In this chapter titled, “Enhancing the Communication of Speech Impaired People using Embedded Vision Based Gesture Recognition through Deep Learning”, the author proposes to employ an image-based recognition system for American Sign Language (ASL) namely, (i). classification of handcrafted features using Machine Learning methods, (ii) classification utilising a pre-trained model via transfer learning, and (iii) classification of deep features derived from a specific layer by machine learning classifiers.

The chapter titled, “Advancing Data Science: A New Ray of Hope to Mental Health Care” examines the contributions of AI/ML and Blockchain to several mental healthcare system domains and discusses its potential in many additional unexplored frontiers in this discipline.

The chapter titled, “Machine Learning Based Techniques for Pneumonia Disease Identification in the Health Industry”, discusses the applications of one of the AI sub-disciplines, ML, and the difficulties and obstacles that researchers encounter when identifying early-stage pneumonia disease. In conclusion, Blockchain technology combined with ML and DL may be useful to create safe diagnostic systems as cloud systems have grown to be a possible hazard due to the accumulation of data stored there.

In the chapter titled, “Framework towards Smart Healthcare Tourism based on the Internet of Medical Things (IoMT)”, the authors provide the outlines of the Internet of Things-based health monitoring system that may be helpful for foreign visitors and hotel management throughout maintaining the health of both its guests and staff. The system will identify and examine the body’s many vital signs before telling the operator of the condition of each person’s health.

This chapter titled, “Unmasking the Sentiments of People Towards Pandemic: Twitter Sentiment Analysis in Real Time”, aims at examining and assessing people’s feelings and sentiments throughout the coronavirus outbreak. The study analysed people’s sentiments on the COVID-19 pandemic among Indians using sentimental analysis from tweets collected on Twitter.

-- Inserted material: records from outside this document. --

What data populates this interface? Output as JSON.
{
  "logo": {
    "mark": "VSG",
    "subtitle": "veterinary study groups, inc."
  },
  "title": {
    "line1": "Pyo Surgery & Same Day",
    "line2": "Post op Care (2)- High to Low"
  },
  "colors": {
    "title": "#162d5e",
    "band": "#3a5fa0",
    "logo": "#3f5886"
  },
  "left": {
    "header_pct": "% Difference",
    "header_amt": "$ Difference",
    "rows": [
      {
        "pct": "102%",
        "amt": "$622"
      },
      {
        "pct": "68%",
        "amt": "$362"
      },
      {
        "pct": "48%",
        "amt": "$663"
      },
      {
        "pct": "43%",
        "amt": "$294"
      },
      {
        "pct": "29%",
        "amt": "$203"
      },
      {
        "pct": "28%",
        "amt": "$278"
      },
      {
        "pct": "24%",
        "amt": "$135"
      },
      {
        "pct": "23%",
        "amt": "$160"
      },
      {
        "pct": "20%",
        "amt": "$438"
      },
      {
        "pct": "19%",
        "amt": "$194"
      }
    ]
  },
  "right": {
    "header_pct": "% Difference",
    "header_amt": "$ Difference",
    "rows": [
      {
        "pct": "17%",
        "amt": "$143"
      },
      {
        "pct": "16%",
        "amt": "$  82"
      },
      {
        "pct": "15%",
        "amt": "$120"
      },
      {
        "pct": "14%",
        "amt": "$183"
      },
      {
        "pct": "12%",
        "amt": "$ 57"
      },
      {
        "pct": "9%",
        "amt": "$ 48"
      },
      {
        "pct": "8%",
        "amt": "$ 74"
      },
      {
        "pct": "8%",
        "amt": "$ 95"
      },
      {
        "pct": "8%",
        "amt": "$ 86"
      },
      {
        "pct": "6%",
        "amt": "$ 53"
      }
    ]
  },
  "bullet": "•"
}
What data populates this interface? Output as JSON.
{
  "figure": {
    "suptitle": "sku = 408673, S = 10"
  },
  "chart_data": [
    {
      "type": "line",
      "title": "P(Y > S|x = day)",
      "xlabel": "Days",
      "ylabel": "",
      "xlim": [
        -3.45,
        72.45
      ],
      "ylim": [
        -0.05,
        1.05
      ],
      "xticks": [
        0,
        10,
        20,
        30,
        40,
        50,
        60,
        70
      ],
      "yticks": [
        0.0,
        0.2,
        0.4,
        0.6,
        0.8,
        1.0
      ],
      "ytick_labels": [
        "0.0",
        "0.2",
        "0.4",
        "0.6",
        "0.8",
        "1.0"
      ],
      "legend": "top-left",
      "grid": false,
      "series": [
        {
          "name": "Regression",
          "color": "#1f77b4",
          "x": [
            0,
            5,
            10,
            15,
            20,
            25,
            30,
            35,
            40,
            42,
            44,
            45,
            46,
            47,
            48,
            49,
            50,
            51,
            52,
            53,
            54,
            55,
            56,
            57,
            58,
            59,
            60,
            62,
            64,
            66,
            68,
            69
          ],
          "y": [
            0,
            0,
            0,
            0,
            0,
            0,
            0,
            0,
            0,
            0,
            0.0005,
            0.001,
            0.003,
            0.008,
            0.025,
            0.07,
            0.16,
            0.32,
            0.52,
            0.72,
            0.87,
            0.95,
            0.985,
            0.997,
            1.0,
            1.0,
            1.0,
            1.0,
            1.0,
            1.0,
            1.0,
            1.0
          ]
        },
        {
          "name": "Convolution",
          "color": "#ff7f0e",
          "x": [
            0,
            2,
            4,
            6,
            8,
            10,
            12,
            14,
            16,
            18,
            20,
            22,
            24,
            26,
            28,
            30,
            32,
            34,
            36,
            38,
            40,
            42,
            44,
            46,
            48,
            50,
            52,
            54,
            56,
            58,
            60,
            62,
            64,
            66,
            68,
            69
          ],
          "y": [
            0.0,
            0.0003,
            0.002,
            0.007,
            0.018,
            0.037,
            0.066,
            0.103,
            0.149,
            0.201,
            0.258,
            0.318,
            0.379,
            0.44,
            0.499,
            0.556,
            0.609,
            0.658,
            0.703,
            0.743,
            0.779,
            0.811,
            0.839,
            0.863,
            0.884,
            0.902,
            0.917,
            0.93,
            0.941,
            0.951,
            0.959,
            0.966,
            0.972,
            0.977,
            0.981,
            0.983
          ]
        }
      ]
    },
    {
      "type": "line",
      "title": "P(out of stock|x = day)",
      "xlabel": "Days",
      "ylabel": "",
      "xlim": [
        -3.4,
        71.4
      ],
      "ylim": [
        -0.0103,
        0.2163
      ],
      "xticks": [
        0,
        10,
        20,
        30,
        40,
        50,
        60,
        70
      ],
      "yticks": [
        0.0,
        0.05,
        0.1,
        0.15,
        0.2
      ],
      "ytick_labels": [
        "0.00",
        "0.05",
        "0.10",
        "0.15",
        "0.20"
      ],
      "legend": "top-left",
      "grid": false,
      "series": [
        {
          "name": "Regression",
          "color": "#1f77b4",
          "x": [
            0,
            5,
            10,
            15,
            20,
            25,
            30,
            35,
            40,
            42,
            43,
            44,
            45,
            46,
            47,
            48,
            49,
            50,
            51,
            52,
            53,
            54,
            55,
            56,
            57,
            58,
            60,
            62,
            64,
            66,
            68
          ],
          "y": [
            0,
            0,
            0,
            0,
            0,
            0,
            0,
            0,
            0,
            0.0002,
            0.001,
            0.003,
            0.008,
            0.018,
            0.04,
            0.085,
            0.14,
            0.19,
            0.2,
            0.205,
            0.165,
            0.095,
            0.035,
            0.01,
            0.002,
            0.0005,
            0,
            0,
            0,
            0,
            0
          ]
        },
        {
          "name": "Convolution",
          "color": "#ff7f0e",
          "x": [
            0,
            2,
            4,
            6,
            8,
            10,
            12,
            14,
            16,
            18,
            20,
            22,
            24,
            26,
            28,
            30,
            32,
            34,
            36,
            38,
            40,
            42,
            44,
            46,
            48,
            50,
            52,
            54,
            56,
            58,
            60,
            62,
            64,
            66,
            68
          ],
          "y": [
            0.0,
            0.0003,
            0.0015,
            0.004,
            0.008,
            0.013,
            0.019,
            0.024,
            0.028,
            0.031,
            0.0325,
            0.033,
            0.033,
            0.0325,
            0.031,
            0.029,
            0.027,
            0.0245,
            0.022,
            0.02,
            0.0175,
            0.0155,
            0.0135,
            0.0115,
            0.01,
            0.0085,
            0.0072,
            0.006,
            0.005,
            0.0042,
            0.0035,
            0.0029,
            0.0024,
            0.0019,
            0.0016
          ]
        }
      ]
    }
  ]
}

In the chapter titled “Application of Industry 4.0: AI and IoT to Improve Supply Chain Performance”, the author briefs about how Artificial Intelligence and the Internet of Things play a vital role in enhancing supply chain management specifically in the healthcare industry. The businesses may streamline operations, cut expenses, and enhance decision-making by utilizing such emerging technologies.